Becca was stung by a bee and minutes later went into anaphylactic shock. Her friend Amal grabbed Becca's EpiPen from her backpack and injected it into Becca's thigh. How did the injection of epinephrine BEST help Becca during anaphylaxis?
A. It caused Becca's immune system to release more chemicals to fight the allergic reaction
B. It forced Becca's body into a fight-or-flight response and stopped the allergic reaction
C. It slowed Becca's blood flow so the allergens stopped moving throughout the body
D. It caused Becca's respiratory rate to increase so she could get enough oxygen

All Answers 1

Answered by GPT-5 mini AI
Answer: B.

Explanation: Epinephrine activates the sympathetic "fight-or-flight" response (alpha and beta adrenergic receptors).
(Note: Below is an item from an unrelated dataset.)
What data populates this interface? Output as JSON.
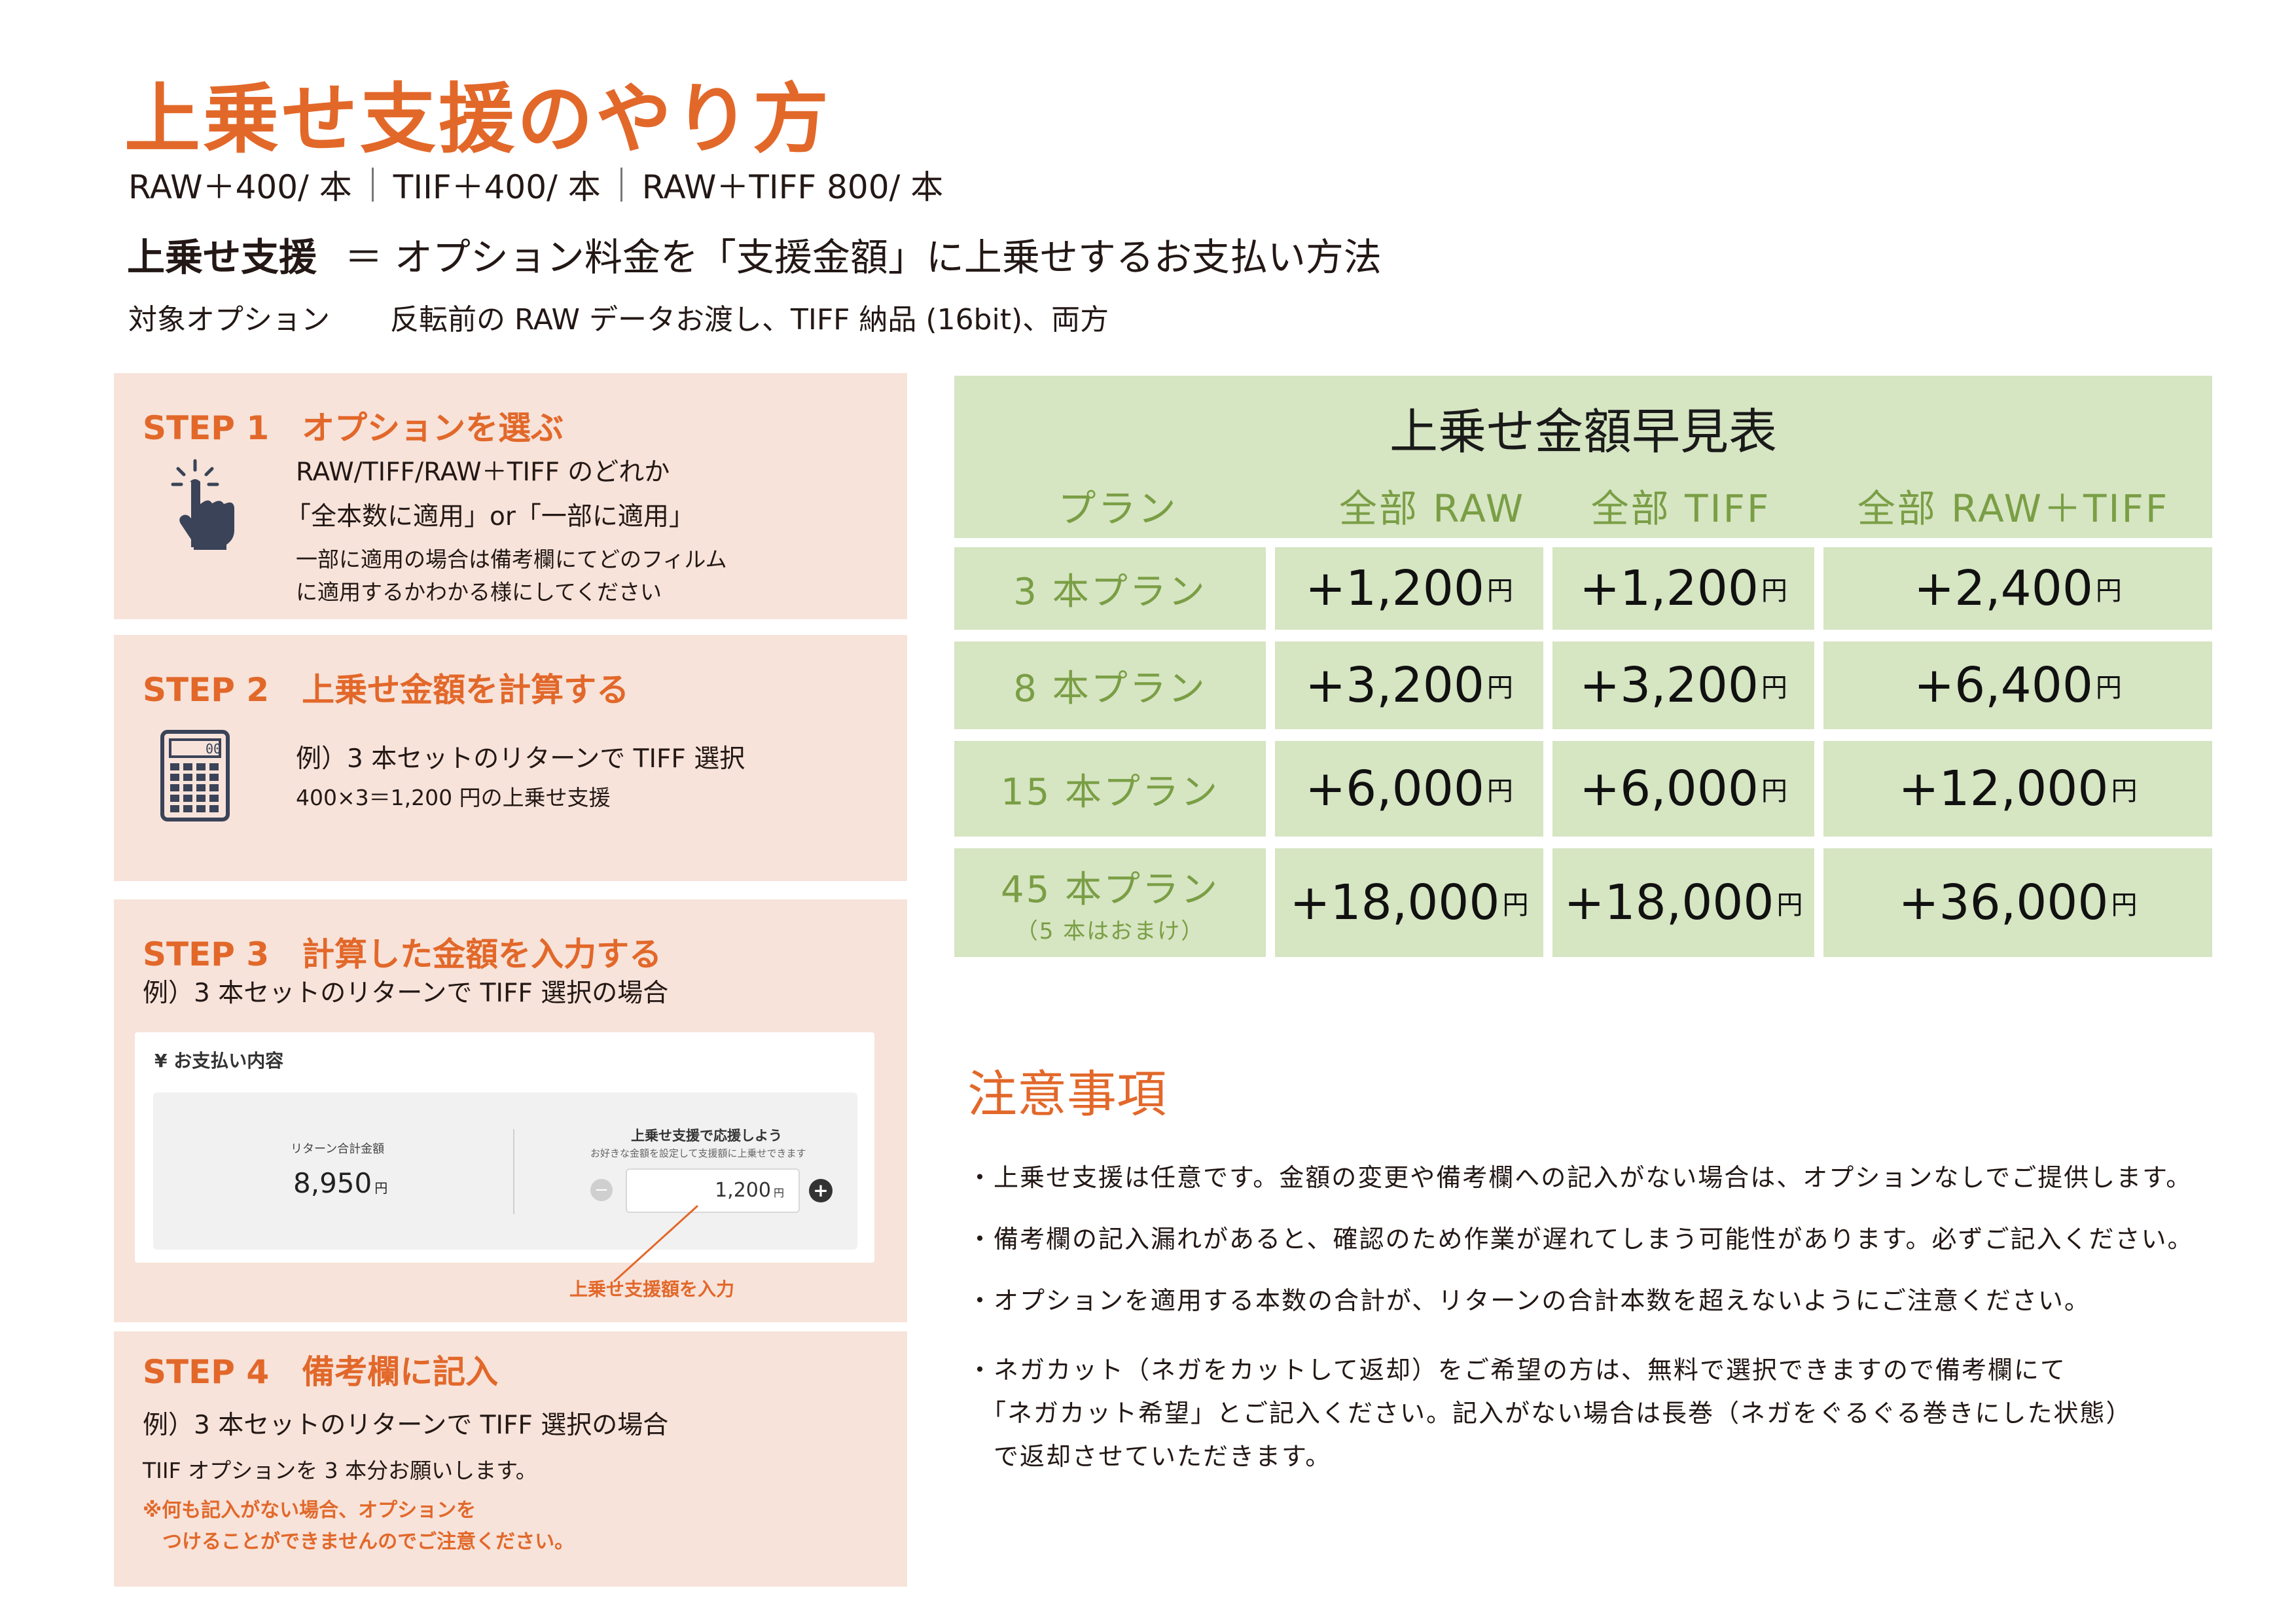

Alpha-1 vasoconstriction raises blood pressure and reduces airway/skin swelling; beta-2 causes bronchodilation and reduces mediator release from mast cells; beta-1 increases cardiac output. These effects rapidly reverse the hypotension, airway swelling and bronchospasm of anaphylaxis.

Why the others are wrong:
- A is wrong — epinephrine does not increase immune chemical release; it helps stop mediator release.
- C is misleading — epinephrine causes vasoconstriction but not by “slowing blood flow” to trap allergens.
- D is wrong — epinephrine improves airflow by bronchodilation, not primarily by increasing respiratory rate.